Я перечисляю предметы его обихода. Золоченая табакерка, телескоп, карманный компас, перочинный ножик, золотые часы, серебряные ложки, которые я начищала, и подсвечники с фамильным гербом «Живу упованием». Клетчатый жилет. Не знаю, куда все это подевалось.
Я лежу на жесткой и узкой койке, на тюфяке из грубого тика — так здесь называют чехлы, непонятно почему, ведь это же не часы, они не тикают. Тюфяк набит сухой соломой, которая трещит, как огонь, когда я переворачиваюсь с одного бока на другой, а когда мечусь во сне, она шепчет мне: «Тс-тс!» В этой камере темно, хоть глаз выколи, и жарко, словно в пекле. Если широко открытыми глазами пристально смотреть во тьму, через некоторое время что-нибудь непременно увидишь. Надеюсь, это будут не цветы. Но как раз в это время года они и растут: красные цветы, блестящие красные пионы, похожие на атлас и на пятна краски. Почвой им служит пустота, пустое пространство и тишина. Я шепчу: «Поговорите со мной», ведь лучше уж говорить, нежели неторопливо и молча ухаживать за садом, пока красные атласные лепестки стекают по стене.
Кажется, я сплю.
Я иду через черный ход, ощупью двигаясь вдоль стены. Почти не вижу обоев: они раньше были зеленые. Вот ведущие наверх ступени, а вот перила. Дверь спальни приоткрыта, я могу подслушивать. Босиком по ковру с красными цветами. Я знаю, ты прячешься от меня, выходи сейчас же, а по то я найду и схвачу тебя, и когда я тебя поймаю, то даже не знаю, что с тобой сделаю.
Я очень тихо стою за дверью, даже слышу, как бьется мое сердце. О нет, нет, нет!
А вот и я, вот я и пришел. Ты никогда меня не слушаешься, никогда не делаешь того, что я тебе, негодница, велю. Теперь ты будешь наказана.
Я не виновата. Что мне теперь делать, куда обратиться?
Ты должна отпереть дверь, открыть окно и впустить меня.
Ах, взгляни, взгляни на все эти рассыпанные лепестки, что ты наделал?
Кажется, я сплю.
Я на улице ночью. Вижу деревья, тропинку и змеистую изгородь с сияющим полумесяцем, стою босиком на гравии. Но когда подхожу к фасаду дома, солнце еще только садится, и белые колонны окрашены розовым, а белые пионы пламенеют красным цветом в гаснущем вечернем свете. Руки онемели, я не чувствую кончиков пальцев. Слышен запах свежего мяса, исходящий от земли и отовсюду, хоть я и сказала мяснику, что мяса нам не нужно.
На моей ладошке — беда. Наверно, я с нею родилась. Ношу ее с собой повсюду. Когда он меня коснулся, невезение перешло на него.
Кажется, я сплю.
Я просыпаюсь от крика петуха и знаю, где нахожусь. Я в гостиной. В судомойне. В погребе. В своей камере, под грубым тюремным одеялом, которое, вероятно, подрубила сама. Все, что мы здесь носим, и все, чем пользуемся, наяву или во сне, мы делаем сами. Так что я сама соорудила эту койку и сейчас на ней лежу.
Утро, пора вставать, и сегодня я должна продолжить свой рассказ. Или рассказ должен продолжить меня, унося по дороге, которой обязан пройти до самого конца, — меня, плачущую, словно похоронная процессия, оглохшую, незрячую и крепко-накрепко запертую, хоть я и кидаюсь на стены, крича и вопя, и прошу самого Господа меня выпустить.

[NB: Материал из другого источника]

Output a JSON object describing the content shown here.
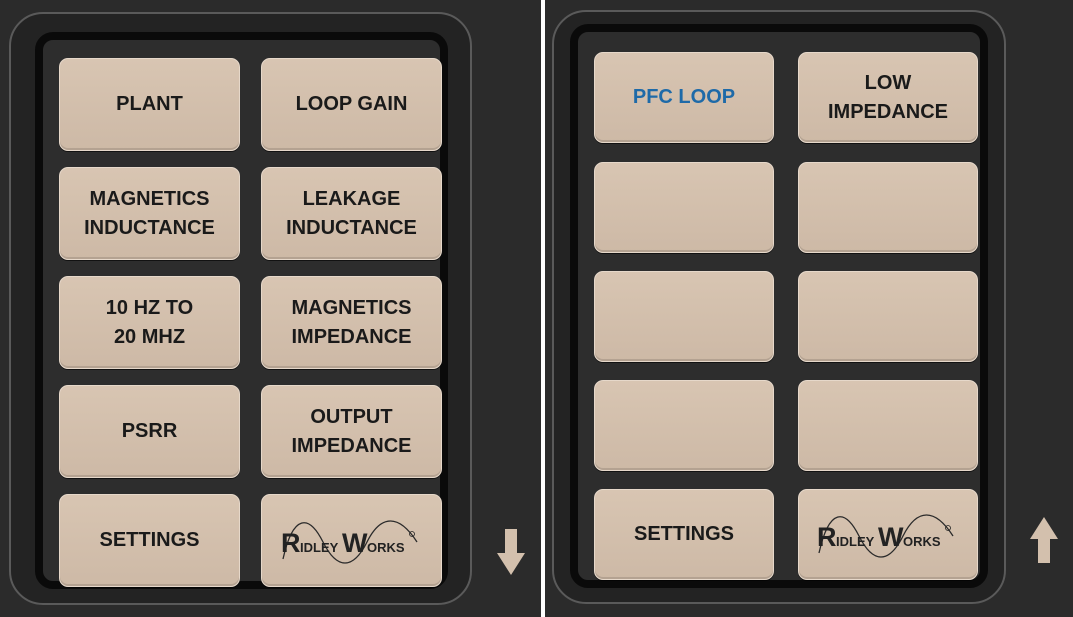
{
  "left_panel": {
    "buttons": [
      {
        "label": "PLANT"
      },
      {
        "label": "LOOP GAIN"
      },
      {
        "label": "MAGNETICS\nINDUCTANCE"
      },
      {
        "label": "LEAKAGE\nINDUCTANCE"
      },
      {
        "label": "10 HZ TO\n20 MHZ"
      },
      {
        "label": "MAGNETICS\nIMPEDANCE"
      },
      {
        "label": "PSRR"
      },
      {
        "label": "OUTPUT\nIMPEDANCE"
      },
      {
        "label": "SETTINGS"
      }
    ],
    "logo_text": "RidleyWorks",
    "arrow": "down-arrow-icon"
  },
  "right_panel": {
    "buttons": [
      {
        "label": "PFC LOOP"
      },
      {
        "label": "LOW\nIMPEDANCE"
      },
      {
        "label": ""
      },
      {
        "label": ""
      },
      {
        "label": ""
      },
      {
        "label": ""
      },
      {
        "label": ""
      },
      {
        "label": ""
      },
      {
        "label": "SETTINGS"
      }
    ],
    "logo_text": "RidleyWorks",
    "arrow": "up-arrow-icon"
  },
  "colors": {
    "button": "#d3c0ad",
    "highlight_text": "#1e6aa8",
    "arrow": "#d3c0ad",
    "background": "#2b2b2b"
  }
}
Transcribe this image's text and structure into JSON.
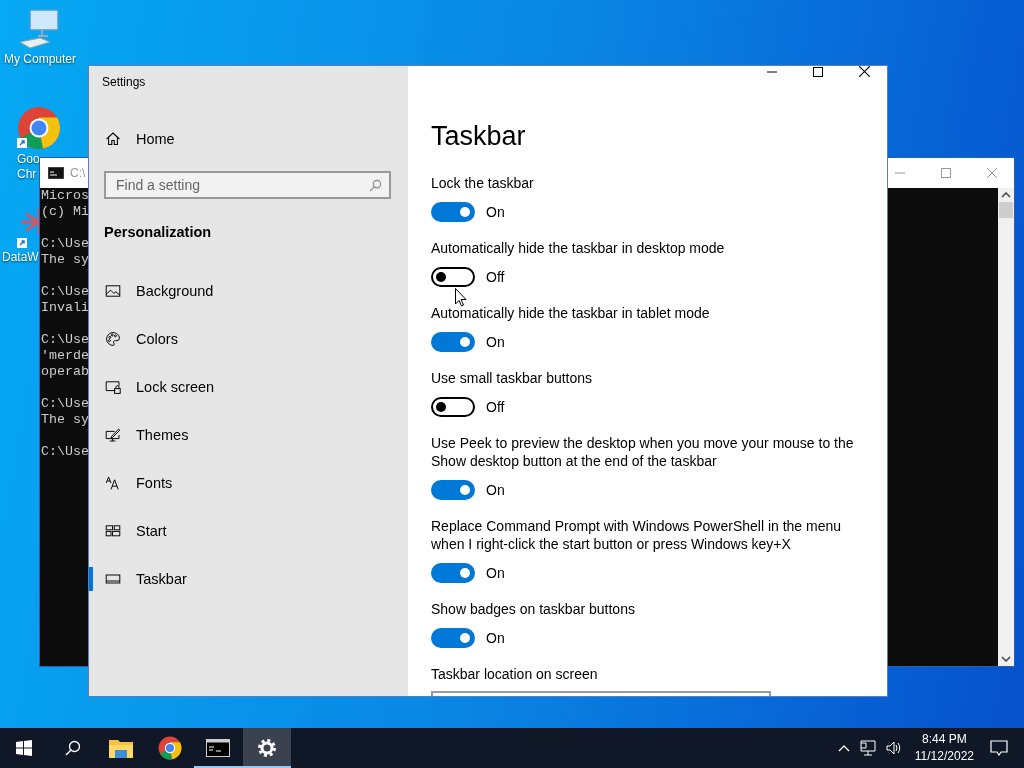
{
  "desktop": {
    "icons": [
      {
        "kind": "computer",
        "lines": [
          "My Computer"
        ]
      },
      {
        "kind": "chrome",
        "lines": [
          "Goo",
          "Chr"
        ]
      },
      {
        "kind": "data",
        "lines": [
          "DataW"
        ]
      }
    ]
  },
  "console_window": {
    "title": "C:\\",
    "blocks": [
      [
        "Micros",
        "(c) Mi"
      ],
      [
        "C:\\Use",
        "The sy"
      ],
      [
        "C:\\Use",
        "Invali"
      ],
      [
        "C:\\Use",
        "'merde",
        "operab"
      ],
      [
        "C:\\Use",
        "The sy"
      ],
      [
        "C:\\Use"
      ]
    ]
  },
  "settings_window": {
    "title": "Settings",
    "home": "Home",
    "search": {
      "placeholder": "Find a setting"
    },
    "section": "Personalization",
    "nav": [
      {
        "kind": "background",
        "label": "Background",
        "selected": false
      },
      {
        "kind": "colors",
        "label": "Colors",
        "selected": false
      },
      {
        "kind": "lockscreen",
        "label": "Lock screen",
        "selected": false
      },
      {
        "kind": "themes",
        "label": "Themes",
        "selected": false
      },
      {
        "kind": "fonts",
        "label": "Fonts",
        "selected": false
      },
      {
        "kind": "start",
        "label": "Start",
        "selected": false
      },
      {
        "kind": "taskbar",
        "label": "Taskbar",
        "selected": true
      }
    ],
    "page_title": "Taskbar",
    "settings": [
      {
        "kind": "toggle",
        "label": "Lock the taskbar",
        "on": true,
        "state": "On"
      },
      {
        "kind": "toggle",
        "label": "Automatically hide the taskbar in desktop mode",
        "on": false,
        "state": "Off"
      },
      {
        "kind": "toggle",
        "label": "Automatically hide the taskbar in tablet mode",
        "on": true,
        "state": "On"
      },
      {
        "kind": "toggle",
        "label": "Use small taskbar buttons",
        "on": false,
        "state": "Off"
      },
      {
        "kind": "toggle",
        "label": "Use Peek to preview the desktop when you move your mouse to the Show desktop button at the end of the taskbar",
        "on": true,
        "state": "On"
      },
      {
        "kind": "toggle",
        "label": "Replace Command Prompt with Windows PowerShell in the menu when I right-click the start button or press Windows key+X",
        "on": true,
        "state": "On"
      },
      {
        "kind": "toggle",
        "label": "Show badges on taskbar buttons",
        "on": true,
        "state": "On"
      },
      {
        "kind": "dropdown",
        "label": "Taskbar location on screen"
      }
    ]
  },
  "taskbar": {
    "apps": [
      {
        "kind": "explorer",
        "running": false,
        "selected": false
      },
      {
        "kind": "chrome",
        "running": false,
        "selected": false
      },
      {
        "kind": "cmd",
        "running": true,
        "selected": false
      },
      {
        "kind": "settings",
        "running": true,
        "selected": true
      }
    ],
    "time": "8:44 PM",
    "date": "11/12/2022"
  }
}
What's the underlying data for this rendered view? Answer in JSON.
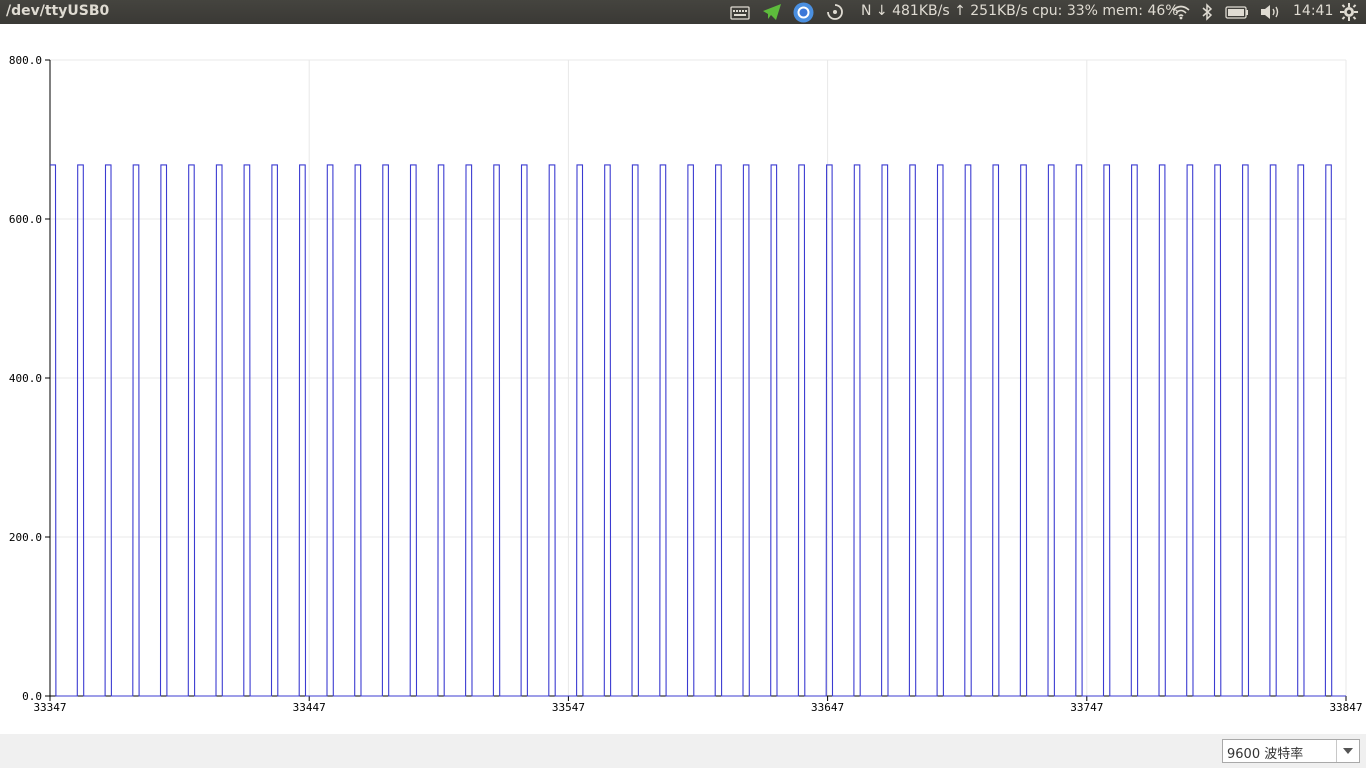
{
  "topbar": {
    "window_title": "/dev/ttyUSB0",
    "net_status": "N ↓ 481KB/s ↑ 251KB/s cpu: 33% mem: 46%",
    "clock": "14:41",
    "icons": [
      "keyboard-icon",
      "telegram-icon",
      "chrome-icon",
      "sync-icon",
      "wifi-icon",
      "bluetooth-icon",
      "battery-icon",
      "volume-icon",
      "gear-icon"
    ]
  },
  "chart_data": {
    "type": "line",
    "title": "",
    "xlabel": "",
    "ylabel": "",
    "xlim": [
      33347,
      33847
    ],
    "ylim": [
      0,
      800
    ],
    "x_ticks": [
      "33347",
      "33447",
      "33547",
      "33647",
      "33747",
      "33847"
    ],
    "y_ticks": [
      "0.0",
      "200.0",
      "400.0",
      "600.0",
      "800.0"
    ],
    "grid": true,
    "series": [
      {
        "color": "#3b3bd1",
        "pattern": "square pulse train",
        "low": 0,
        "high": 668,
        "period": 10.7,
        "duty_cycle": 0.2
      }
    ]
  },
  "footer": {
    "baud_rate": "9600 波特率"
  }
}
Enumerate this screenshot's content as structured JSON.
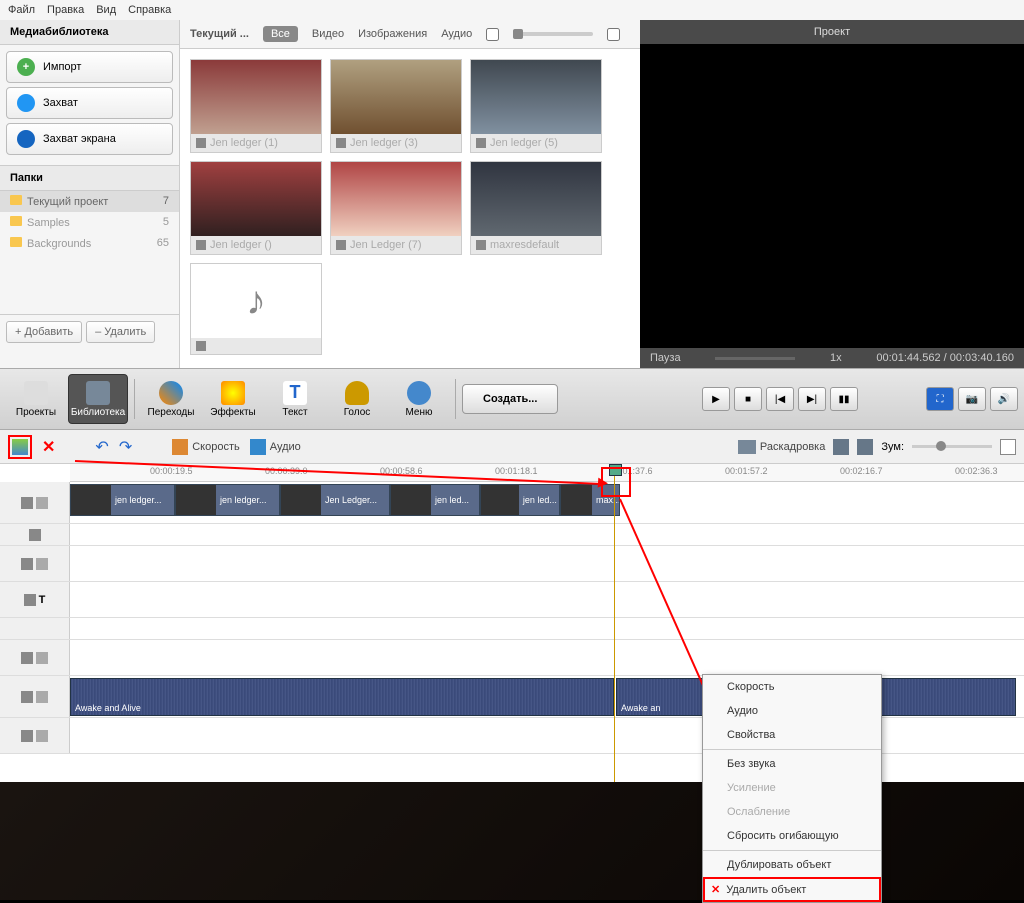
{
  "menubar": {
    "file": "Файл",
    "edit": "Правка",
    "view": "Вид",
    "help": "Справка"
  },
  "library_panel": {
    "title": "Медиабиблиотека",
    "import": "Импорт",
    "capture": "Захват",
    "screen_capture": "Захват экрана",
    "folders_title": "Папки",
    "folders": [
      {
        "name": "Текущий проект",
        "count": "7"
      },
      {
        "name": "Samples",
        "count": "5"
      },
      {
        "name": "Backgrounds",
        "count": "65"
      }
    ],
    "add": "+ Добавить",
    "delete": "– Удалить"
  },
  "lib_tabs": {
    "current": "Текущий ...",
    "all": "Все",
    "video": "Видео",
    "images": "Изображения",
    "audio": "Аудио"
  },
  "clips": [
    {
      "label": "Jen ledger (1)"
    },
    {
      "label": "Jen ledger (3)"
    },
    {
      "label": "Jen ledger (5)"
    },
    {
      "label": "Jen ledger ()"
    },
    {
      "label": "Jen Ledger (7)"
    },
    {
      "label": "maxresdefault"
    }
  ],
  "preview": {
    "title": "Проект",
    "status": "Пауза",
    "speed": "1x",
    "time": "00:01:44.562 / 00:03:40.160"
  },
  "toolbar": {
    "projects": "Проекты",
    "library": "Библиотека",
    "transitions": "Переходы",
    "effects": "Эффекты",
    "text": "Текст",
    "voice": "Голос",
    "menu": "Меню",
    "create": "Создать..."
  },
  "timeline_toolbar": {
    "speed": "Скорость",
    "audio": "Аудио",
    "storyboard": "Раскадровка",
    "zoom": "Зум:"
  },
  "ruler": [
    "00:00:19.5",
    "00:00:39.0",
    "00:00:58.6",
    "00:01:18.1",
    "00:01:37.6",
    "00:01:57.2",
    "00:02:16.7",
    "00:02:36.3"
  ],
  "video_clips": [
    {
      "label": "jen ledger..."
    },
    {
      "label": "jen ledger..."
    },
    {
      "label": "Jen Ledger..."
    },
    {
      "label": "jen led..."
    },
    {
      "label": "jen led..."
    },
    {
      "label": "max..."
    }
  ],
  "audio_clip": {
    "label1": "Awake and Alive",
    "label2": "Awake an"
  },
  "context_menu": {
    "speed": "Скорость",
    "audio": "Аудио",
    "properties": "Свойства",
    "mute": "Без звука",
    "amplify": "Усиление",
    "fade": "Ослабление",
    "reset_envelope": "Сбросить огибающую",
    "duplicate": "Дублировать объект",
    "delete": "Удалить объект"
  }
}
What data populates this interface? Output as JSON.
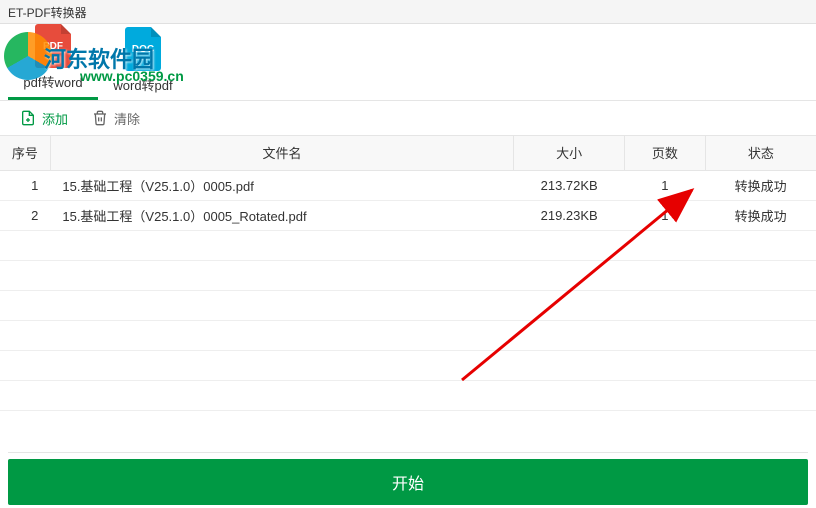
{
  "window": {
    "title": "ET-PDF转换器"
  },
  "watermark": {
    "text": "河东软件园",
    "url": "www.pc0359.cn"
  },
  "tabs": [
    {
      "label": "pdf转word",
      "icon_text": "PDF",
      "icon_type": "pdf",
      "active": true
    },
    {
      "label": "word转pdf",
      "icon_text": "DOC",
      "icon_type": "doc",
      "active": false
    }
  ],
  "toolbar": {
    "add_label": "添加",
    "clear_label": "清除"
  },
  "table": {
    "headers": {
      "index": "序号",
      "name": "文件名",
      "size": "大小",
      "pages": "页数",
      "status": "状态"
    },
    "rows": [
      {
        "index": "1",
        "name": "15.基础工程（V25.1.0）0005.pdf",
        "size": "213.72KB",
        "pages": "1",
        "status": "转换成功"
      },
      {
        "index": "2",
        "name": "15.基础工程（V25.1.0）0005_Rotated.pdf",
        "size": "219.23KB",
        "pages": "1",
        "status": "转换成功"
      }
    ]
  },
  "actions": {
    "start_label": "开始"
  }
}
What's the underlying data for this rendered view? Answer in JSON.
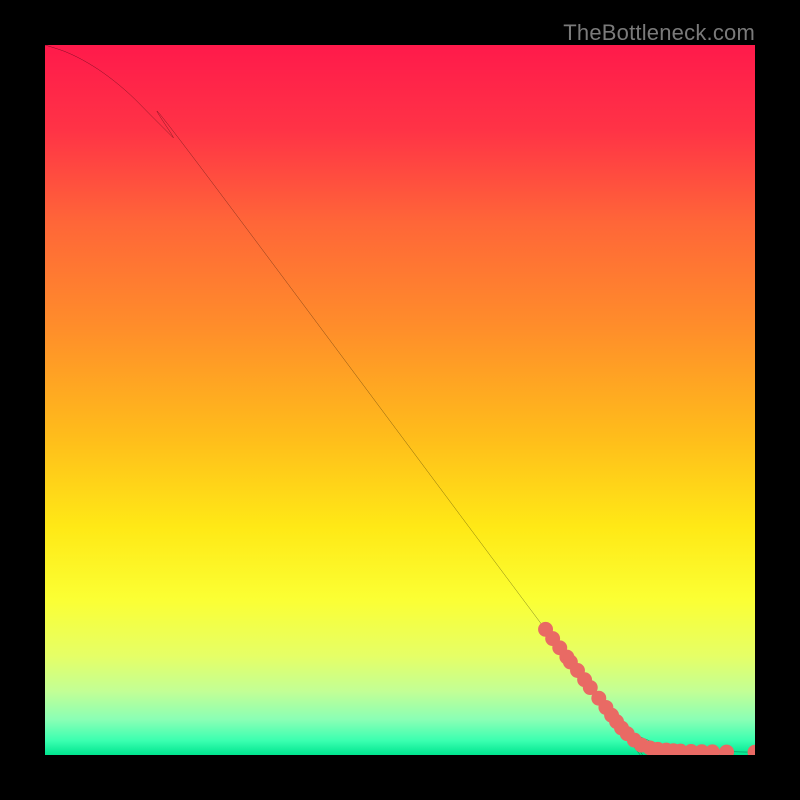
{
  "watermark": "TheBottleneck.com",
  "chart_data": {
    "type": "line",
    "title": "",
    "xlabel": "",
    "ylabel": "",
    "xlim": [
      0,
      100
    ],
    "ylim": [
      0,
      100
    ],
    "grid": false,
    "legend": false,
    "annotations": [],
    "series": [
      {
        "name": "curve",
        "color": "#000000",
        "style": "line",
        "x": [
          0,
          3,
          6,
          9,
          12,
          15,
          18,
          21,
          80,
          82,
          84,
          86,
          88,
          90,
          92,
          94,
          96,
          98,
          100
        ],
        "y": [
          100,
          99,
          97.5,
          95.5,
          93,
          90,
          87,
          84,
          5,
          3.5,
          2.5,
          1.7,
          1.2,
          0.9,
          0.7,
          0.55,
          0.47,
          0.43,
          0.4
        ]
      },
      {
        "name": "highlighted-points",
        "color": "#e96a64",
        "style": "scatter",
        "x": [
          70.5,
          71.5,
          72.5,
          73.5,
          74.0,
          75.0,
          76.0,
          76.8,
          78.0,
          79.0,
          79.8,
          80.5,
          81.2,
          82.0,
          83.0,
          84.0,
          85.2,
          86.3,
          87.5,
          88.5,
          89.5,
          91.0,
          92.5,
          94.0,
          96.0,
          100.0
        ],
        "y": [
          17.7,
          16.4,
          15.1,
          13.8,
          13.1,
          11.9,
          10.6,
          9.5,
          8.0,
          6.7,
          5.6,
          4.7,
          3.8,
          3.0,
          2.1,
          1.4,
          1.0,
          0.8,
          0.7,
          0.6,
          0.55,
          0.5,
          0.47,
          0.44,
          0.42,
          0.4
        ]
      }
    ],
    "background_gradient": {
      "type": "vertical",
      "stops": [
        {
          "pos": 0.0,
          "color": "#ff1a4b"
        },
        {
          "pos": 0.12,
          "color": "#ff3346"
        },
        {
          "pos": 0.25,
          "color": "#ff6638"
        },
        {
          "pos": 0.4,
          "color": "#ff8e2a"
        },
        {
          "pos": 0.55,
          "color": "#ffbc1b"
        },
        {
          "pos": 0.68,
          "color": "#ffe916"
        },
        {
          "pos": 0.78,
          "color": "#fbff33"
        },
        {
          "pos": 0.86,
          "color": "#e6ff66"
        },
        {
          "pos": 0.91,
          "color": "#c3ff95"
        },
        {
          "pos": 0.95,
          "color": "#8affb5"
        },
        {
          "pos": 0.98,
          "color": "#3affb0"
        },
        {
          "pos": 1.0,
          "color": "#00e58f"
        }
      ]
    }
  }
}
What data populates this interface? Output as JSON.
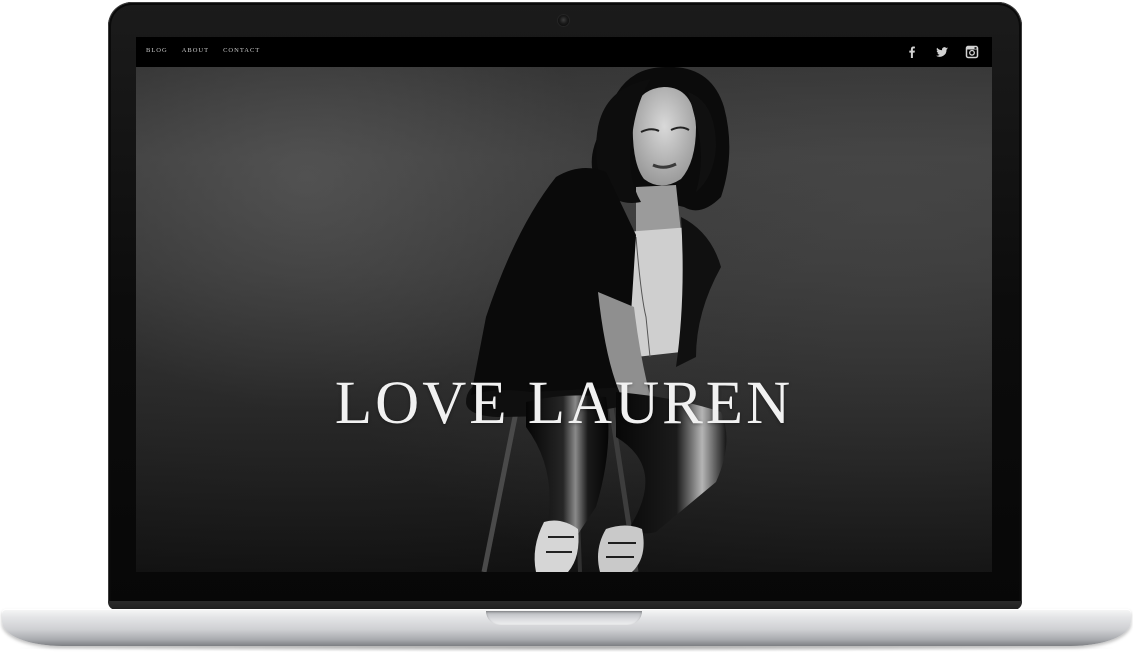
{
  "site": {
    "nav": {
      "blog": "BLOG",
      "about": "ABOUT",
      "contact": "CONTACT"
    },
    "social": [
      "facebook-icon",
      "twitter-icon",
      "instagram-icon"
    ],
    "hero": {
      "title": "LOVE LAUREN"
    }
  },
  "colors": {
    "topbar": "#000000",
    "nav_text": "#c9c9c9",
    "title_text": "#f1f1f1",
    "backdrop": "#333333"
  }
}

Когда доходишь до середины рассказа, начинается сплошная неразбериха: мрачный рев, слепота, осколки разбитого стекла и деревянные щепки, словно захваченный ураганом дом или корабль, раздавленный айсбергами либо налетевший на рифы, поскольку люди на борту не смогли его остановить. Лишь со временем это становится похоже на историю. Когда пересказываешь ее себе самой или кому-нибудь другому.
Глава 34
Саймон принимает от комендантовой жены чашку чаю. Он не любит чай, но считает своим общественным долгом пить его в этой стране и встречать все шуточки о «бостонском чаепитии»,[356] которые отпускают чересчур часто, холодной, но снисходительной улыбкой.
Его недомогание, похоже, прошло. Сегодня он чувствует себя лучше, хоть и нуждается в отдыхе. Саймон завершил свое небольшое выступление на вторничном кружке, и ему кажется, что держался он недурно. Начал с призыва к реформе психиатрических клиник, слишком многие из которых остаются такими же запущенными и отвратительными богадельнями, как и в прошлом столетии. Это было встречено тепло. Затем он высказал несколько замечаний об интеллектуальном брожении в данной области исследований и о соперничающих школах психиатрической мысли.
Вначале Саймон рассмотрел материалистическую школу. Ее сторонники утверждают, что психические расстройства имеют органическое происхождение и вызваны повреждениями нервной системы и головного мозга либо наследственными заболеваниями неустановленной природы, например, эпилепсией, или же заразными болезнями, включая те, что передаются половым путем. Здесь Саймон прибег к умолчанию, проявив уважение к присутствующим дамам, но все догадались, что же он имел в виду. Затем он описал позицию психологической школы, верившей в существование намного более сложных причин. Как, например, измерить последствия шока? Каким образом можно диагностировать амнезию при отсутствии заметных физических проявлений или некоторые необъяснимые, коренные изменения личности? Какую роль, спросил он слушателей, играет Воля, а какую — Душа? В этом месте миссис Квеннелл подалась вперед, но, как только Саймон сказал, что не знает ответов на все эти вопросы, тотчас же откинулась назад.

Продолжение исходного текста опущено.